Words by Anthony Sawrey, with permission of The Local
Research by Clunes Museum
On November 27, 2021 a plaque was unveiled at Collins Place, Clunes, honouring the memory of Francis Joseph Collins, Shire Councillor, inaugural Clunes Tourist Development Association president and prominent local businessman in the decades after WW11.
One of four children, he was born at Ballarat in 1913 and grew up a big man with a shock of red hair, nicknamed Meggsie after the Ginger Meggs comic. A keen sportsman, Frank, as he was known, played in the Ballarat Football League for Golden Point Football Club (also known as the Rice Eaters) and by 1939 was the club president.
Clunes native and well known Geelong Cats player Bob Davis mentions him in Woofa, the book on his playing career: “One of the most influential ‘Rice Eaters’ was Frank ‘Meggsie’ Collins, a local footballer who taught all the kids special football and training skills. And when I was coach of Geelong, I adopted many of his techniques.”
At the end of the 1930’s Frank decided to move to Sydney. Unable to take part in military service due to poor eyesight, he qualified as a chemical engineer and remained in NSW until 1949 when he returned to Victoria to take over running the National Hotel in Clunes.

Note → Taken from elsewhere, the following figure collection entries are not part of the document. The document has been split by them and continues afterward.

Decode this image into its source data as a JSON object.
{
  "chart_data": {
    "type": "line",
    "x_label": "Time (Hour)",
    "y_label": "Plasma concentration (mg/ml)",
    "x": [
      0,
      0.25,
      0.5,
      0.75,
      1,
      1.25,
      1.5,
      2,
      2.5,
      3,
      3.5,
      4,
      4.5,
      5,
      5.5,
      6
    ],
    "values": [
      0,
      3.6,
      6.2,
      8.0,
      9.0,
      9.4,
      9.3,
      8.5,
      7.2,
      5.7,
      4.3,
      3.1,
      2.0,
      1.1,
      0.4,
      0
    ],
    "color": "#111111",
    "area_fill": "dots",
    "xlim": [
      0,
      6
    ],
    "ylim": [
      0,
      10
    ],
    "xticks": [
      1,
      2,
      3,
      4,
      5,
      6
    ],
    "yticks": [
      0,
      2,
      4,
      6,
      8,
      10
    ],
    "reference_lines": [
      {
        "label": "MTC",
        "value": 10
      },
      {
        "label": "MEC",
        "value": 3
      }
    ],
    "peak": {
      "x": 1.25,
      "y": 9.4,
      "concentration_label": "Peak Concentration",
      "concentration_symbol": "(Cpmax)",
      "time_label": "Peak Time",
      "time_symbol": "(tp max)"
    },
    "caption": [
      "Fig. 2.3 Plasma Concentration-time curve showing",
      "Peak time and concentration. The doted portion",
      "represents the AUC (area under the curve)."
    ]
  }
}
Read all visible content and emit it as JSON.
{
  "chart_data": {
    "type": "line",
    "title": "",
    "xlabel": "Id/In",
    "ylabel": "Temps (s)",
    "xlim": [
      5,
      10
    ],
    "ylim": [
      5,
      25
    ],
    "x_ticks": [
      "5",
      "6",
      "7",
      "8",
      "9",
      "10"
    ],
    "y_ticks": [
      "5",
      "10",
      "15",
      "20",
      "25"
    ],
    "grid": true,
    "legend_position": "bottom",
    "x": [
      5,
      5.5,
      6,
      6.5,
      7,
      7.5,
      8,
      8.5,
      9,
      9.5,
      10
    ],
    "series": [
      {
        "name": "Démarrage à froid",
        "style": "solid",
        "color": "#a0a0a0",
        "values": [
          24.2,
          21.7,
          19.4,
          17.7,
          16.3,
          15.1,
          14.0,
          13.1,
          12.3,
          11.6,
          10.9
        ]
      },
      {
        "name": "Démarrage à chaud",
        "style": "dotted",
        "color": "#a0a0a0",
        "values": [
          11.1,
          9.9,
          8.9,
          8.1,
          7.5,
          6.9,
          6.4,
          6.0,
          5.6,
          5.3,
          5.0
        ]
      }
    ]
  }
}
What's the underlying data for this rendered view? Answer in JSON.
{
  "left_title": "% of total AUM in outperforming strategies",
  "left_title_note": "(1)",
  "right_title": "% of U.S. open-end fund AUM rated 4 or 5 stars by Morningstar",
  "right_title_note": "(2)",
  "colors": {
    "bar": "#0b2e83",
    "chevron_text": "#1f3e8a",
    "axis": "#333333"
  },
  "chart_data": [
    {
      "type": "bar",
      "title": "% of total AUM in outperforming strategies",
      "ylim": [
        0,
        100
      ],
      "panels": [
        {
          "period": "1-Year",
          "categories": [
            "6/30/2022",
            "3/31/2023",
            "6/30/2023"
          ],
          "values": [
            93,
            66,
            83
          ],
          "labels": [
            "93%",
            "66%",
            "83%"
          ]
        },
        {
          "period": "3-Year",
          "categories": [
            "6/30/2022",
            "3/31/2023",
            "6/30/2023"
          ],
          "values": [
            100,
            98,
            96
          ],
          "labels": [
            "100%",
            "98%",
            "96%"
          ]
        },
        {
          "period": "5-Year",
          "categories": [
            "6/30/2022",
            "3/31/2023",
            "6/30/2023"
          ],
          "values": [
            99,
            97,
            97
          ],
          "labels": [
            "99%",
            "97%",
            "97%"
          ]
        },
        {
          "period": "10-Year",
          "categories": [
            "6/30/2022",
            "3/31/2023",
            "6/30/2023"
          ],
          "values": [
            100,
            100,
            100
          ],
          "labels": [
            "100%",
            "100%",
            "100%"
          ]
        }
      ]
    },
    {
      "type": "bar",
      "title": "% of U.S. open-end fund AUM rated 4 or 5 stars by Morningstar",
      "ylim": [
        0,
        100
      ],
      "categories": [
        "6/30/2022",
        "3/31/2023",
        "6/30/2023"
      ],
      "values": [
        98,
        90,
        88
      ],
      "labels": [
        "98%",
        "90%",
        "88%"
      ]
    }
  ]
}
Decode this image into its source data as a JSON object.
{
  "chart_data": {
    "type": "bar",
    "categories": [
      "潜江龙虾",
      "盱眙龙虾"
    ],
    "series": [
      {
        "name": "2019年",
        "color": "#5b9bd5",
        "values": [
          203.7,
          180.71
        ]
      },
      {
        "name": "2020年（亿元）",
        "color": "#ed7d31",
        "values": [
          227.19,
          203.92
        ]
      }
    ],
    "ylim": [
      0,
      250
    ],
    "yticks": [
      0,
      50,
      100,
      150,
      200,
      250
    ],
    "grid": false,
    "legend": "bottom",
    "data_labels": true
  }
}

“I came here and thought I would stay a few years, that was in 1949,” he said in an interview in 1986.
In the same year he purchased the Swan Freezing Company which sat on the site known today as Collins Place. Formerly serving as a Salvation Army hall, knitting mill and Clunes Auction Market, the large weatherboard shed was converted a freezing works and commenced operations in 1948, purchasing rabbits from local trappers as well as supplying ice to businesses and homes.

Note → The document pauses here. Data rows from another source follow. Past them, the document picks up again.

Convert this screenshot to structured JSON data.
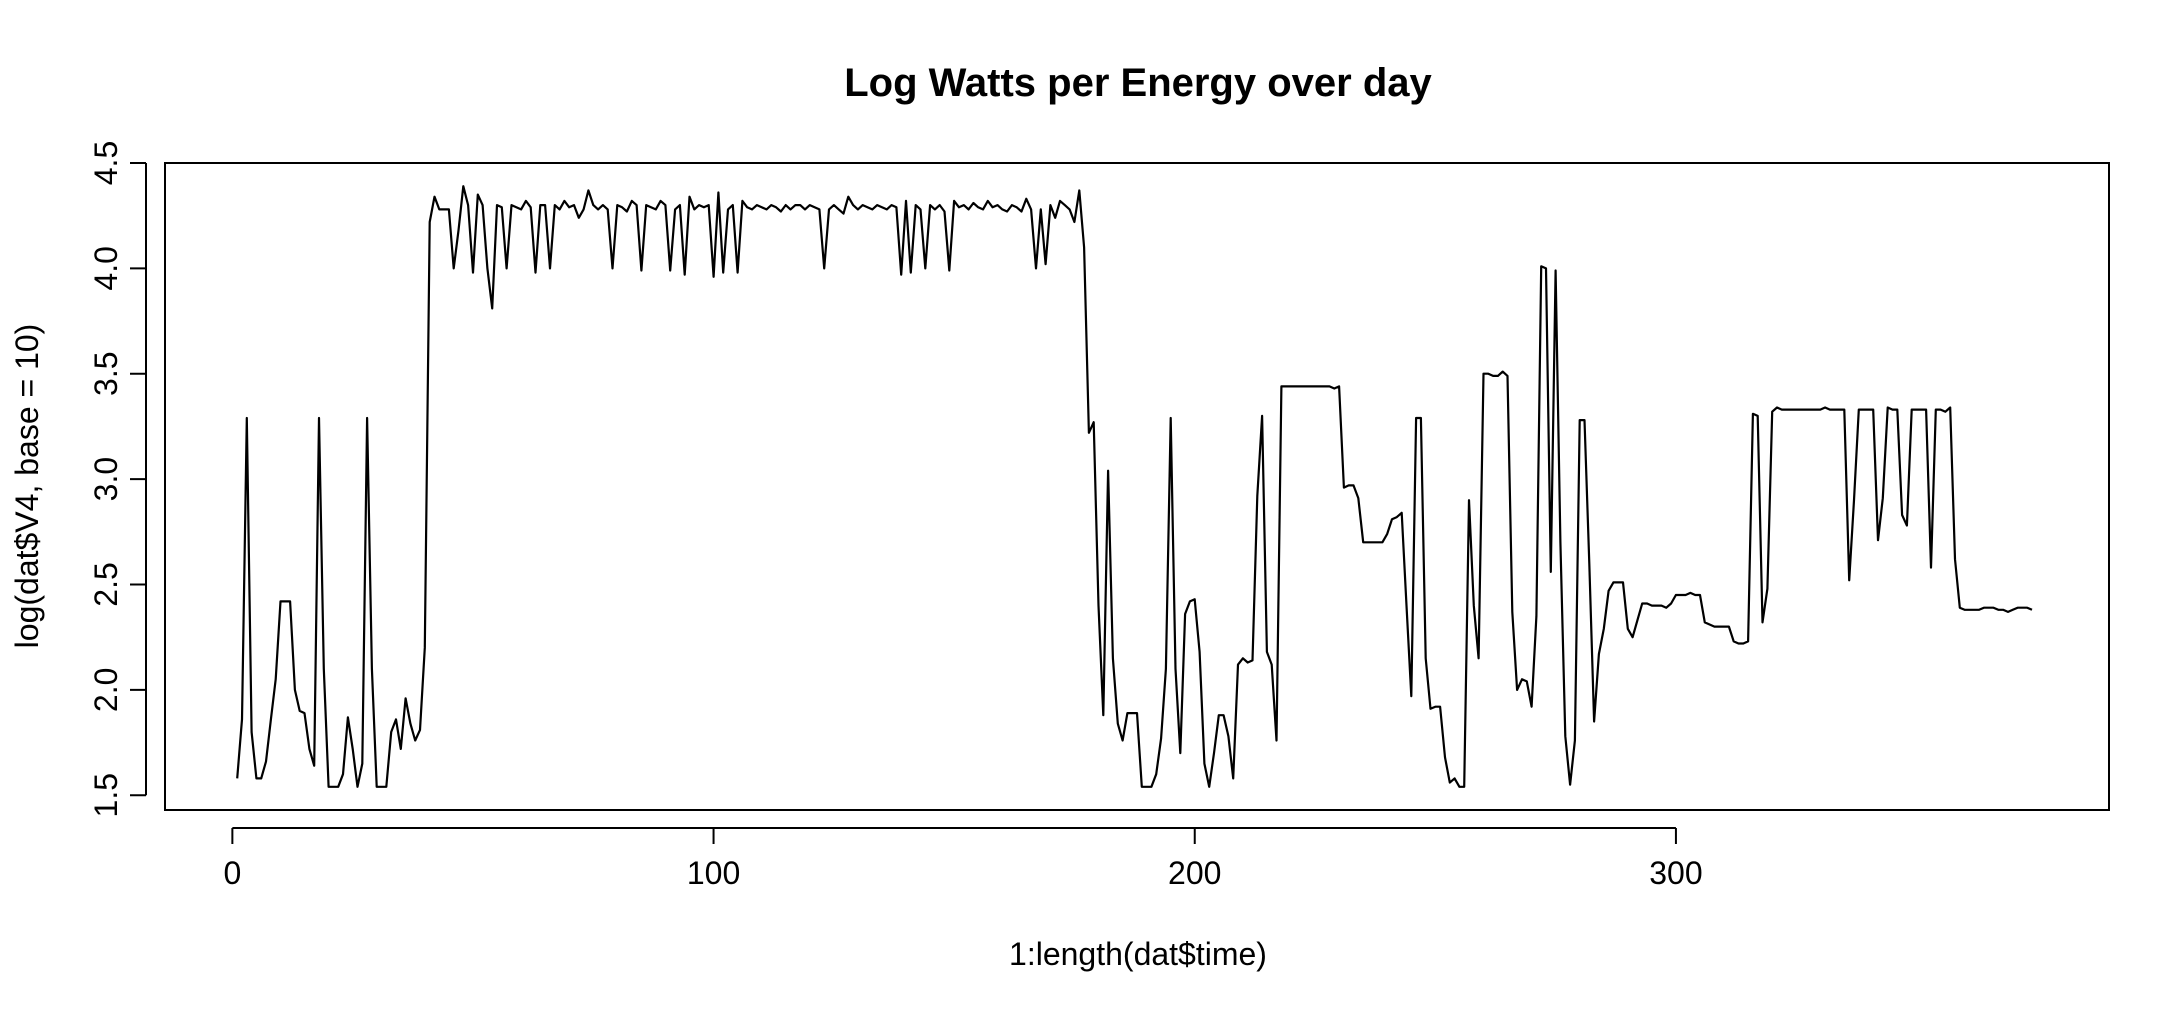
{
  "chart_data": {
    "type": "line",
    "title": "Log Watts per Energy over day",
    "xlabel": "1:length(dat$time)",
    "ylabel": "log(dat$V4, base = 10)",
    "xlim": [
      -14,
      390
    ],
    "ylim": [
      1.43,
      4.5
    ],
    "x_ticks": [
      0,
      100,
      200,
      300
    ],
    "x_tick_labels": [
      "0",
      "100",
      "200",
      "300"
    ],
    "y_ticks": [
      1.5,
      2.0,
      2.5,
      3.0,
      3.5,
      4.0,
      4.5
    ],
    "y_tick_labels": [
      "1.5",
      "2.0",
      "2.5",
      "3.0",
      "3.5",
      "4.0",
      "4.5"
    ],
    "grid": false,
    "legend": "none",
    "color": "#000000",
    "series": [
      {
        "x_start": 1,
        "values": [
          1.58,
          1.86,
          3.29,
          1.8,
          1.58,
          1.58,
          1.66,
          1.86,
          2.05,
          2.42,
          2.42,
          2.42,
          2.0,
          1.9,
          1.89,
          1.72,
          1.64,
          3.29,
          2.1,
          1.54,
          1.54,
          1.54,
          1.6,
          1.87,
          1.72,
          1.54,
          1.65,
          3.29,
          2.1,
          1.54,
          1.54,
          1.54,
          1.8,
          1.86,
          1.72,
          1.96,
          1.84,
          1.76,
          1.81,
          2.2,
          4.22,
          4.34,
          4.28,
          4.28,
          4.28,
          4.0,
          4.18,
          4.39,
          4.3,
          3.98,
          4.35,
          4.3,
          4.0,
          3.81,
          4.3,
          4.29,
          4.0,
          4.3,
          4.29,
          4.28,
          4.32,
          4.29,
          3.98,
          4.3,
          4.3,
          4.0,
          4.3,
          4.28,
          4.32,
          4.29,
          4.3,
          4.24,
          4.28,
          4.37,
          4.3,
          4.28,
          4.3,
          4.28,
          4.0,
          4.3,
          4.29,
          4.27,
          4.32,
          4.3,
          3.99,
          4.3,
          4.29,
          4.28,
          4.32,
          4.3,
          3.99,
          4.28,
          4.3,
          3.97,
          4.34,
          4.28,
          4.3,
          4.29,
          4.3,
          3.96,
          4.36,
          3.98,
          4.28,
          4.3,
          3.98,
          4.32,
          4.29,
          4.28,
          4.3,
          4.29,
          4.28,
          4.3,
          4.29,
          4.27,
          4.3,
          4.28,
          4.3,
          4.3,
          4.28,
          4.3,
          4.29,
          4.28,
          4.0,
          4.28,
          4.3,
          4.28,
          4.26,
          4.34,
          4.3,
          4.28,
          4.3,
          4.29,
          4.28,
          4.3,
          4.29,
          4.28,
          4.3,
          4.29,
          3.97,
          4.32,
          3.98,
          4.3,
          4.28,
          4.0,
          4.3,
          4.28,
          4.3,
          4.27,
          3.99,
          4.32,
          4.29,
          4.3,
          4.28,
          4.31,
          4.29,
          4.28,
          4.32,
          4.29,
          4.3,
          4.28,
          4.27,
          4.3,
          4.29,
          4.27,
          4.33,
          4.28,
          4.0,
          4.28,
          4.02,
          4.3,
          4.24,
          4.32,
          4.3,
          4.28,
          4.22,
          4.37,
          4.1,
          3.22,
          3.27,
          2.4,
          1.88,
          3.04,
          2.15,
          1.84,
          1.76,
          1.89,
          1.89,
          1.89,
          1.54,
          1.54,
          1.54,
          1.6,
          1.77,
          2.1,
          3.29,
          2.1,
          1.7,
          2.36,
          2.42,
          2.43,
          2.18,
          1.65,
          1.54,
          1.7,
          1.88,
          1.88,
          1.78,
          1.58,
          2.12,
          2.15,
          2.13,
          2.14,
          2.92,
          3.3,
          2.18,
          2.12,
          1.76,
          3.44,
          3.44,
          3.44,
          3.44,
          3.44,
          3.44,
          3.44,
          3.44,
          3.44,
          3.44,
          3.44,
          3.43,
          3.44,
          2.96,
          2.97,
          2.97,
          2.91,
          2.7,
          2.7,
          2.7,
          2.7,
          2.7,
          2.74,
          2.81,
          2.82,
          2.84,
          2.4,
          1.97,
          3.29,
          3.29,
          2.15,
          1.91,
          1.92,
          1.92,
          1.68,
          1.56,
          1.58,
          1.54,
          1.54,
          2.9,
          2.4,
          2.15,
          3.5,
          3.5,
          3.49,
          3.49,
          3.51,
          3.49,
          2.37,
          2.0,
          2.05,
          2.04,
          1.92,
          2.35,
          4.01,
          4.0,
          2.56,
          3.99,
          2.7,
          1.78,
          1.55,
          1.76,
          3.28,
          3.28,
          2.6,
          1.85,
          2.17,
          2.29,
          2.47,
          2.51,
          2.51,
          2.51,
          2.29,
          2.25,
          2.33,
          2.41,
          2.41,
          2.4,
          2.4,
          2.4,
          2.39,
          2.41,
          2.45,
          2.45,
          2.45,
          2.46,
          2.45,
          2.45,
          2.32,
          2.31,
          2.3,
          2.3,
          2.3,
          2.3,
          2.23,
          2.22,
          2.22,
          2.23,
          3.31,
          3.3,
          2.32,
          2.48,
          3.32,
          3.34,
          3.33,
          3.33,
          3.33,
          3.33,
          3.33,
          3.33,
          3.33,
          3.33,
          3.33,
          3.34,
          3.33,
          3.33,
          3.33,
          3.33,
          2.52,
          2.9,
          3.33,
          3.33,
          3.33,
          3.33,
          2.71,
          2.91,
          3.34,
          3.33,
          3.33,
          2.83,
          2.78,
          3.33,
          3.33,
          3.33,
          3.33,
          2.58,
          3.33,
          3.33,
          3.32,
          3.34,
          2.62,
          2.39,
          2.38,
          2.38,
          2.38,
          2.38,
          2.39,
          2.39,
          2.39,
          2.38,
          2.38,
          2.37,
          2.38,
          2.39,
          2.39,
          2.39,
          2.38
        ]
      }
    ]
  }
}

Today most people tend to think of ‘rabbiting’ as something the rural poor did as a desperate measure to keep food on the table during hard times. But nothing could be further from the truth.
The reality was Australians were estimated to have consumed 27 million rabbits a year during the 1940s alone. Around places like Clunes where the creatures were in plague proportions, trappers could earn over 20 pounds a week when the average wage in 1950 was six pounds per week. Frank continued in the rabbit buying and ice making business until the 1960s, but as chicken gradually replaces rabbit on household tables, he decided to close the factory in 1969.
But the rabbit freezing business was only a small aspect of this man’s contribution to the local community. He was involved in the setting up of the Clunes Swimming Pool, and was a member of both the cricket club and the Clues Magpies Football Club. He coached there from 1949 to 50 and was also President twice in 58-61 and 66-69, a period when the team was very strong, making the Clunes Football League grand final 13 times for five premierships.
His daughter Cathryn, one of five children, also recalls that Frank was known as Father O’Collins for the popular barrel he used to run on Sunday mornings to raise money for the Clunes footy and cricket clubs.
In 1967 he joined the newly formed Shire Council of Talbot and Clunes, serving until 1985. A tireless advocate for the advancement of Clunes, he was also instrumental in forming the Clunes Tourist Development Association and was its first President.
But Collins Place, with its rose garden and lawns, is arguably Frank’s most significant contribution to the fabric of his beloved Clunes. The old freezing works were demolished in the 1970s with the site being given over to hockey and basketball for many years. But upon Frank’s retirement in 1985 he donated the land for the creation of today’s park which was completed in time to commemorate the Australian bi-centennial in 1988.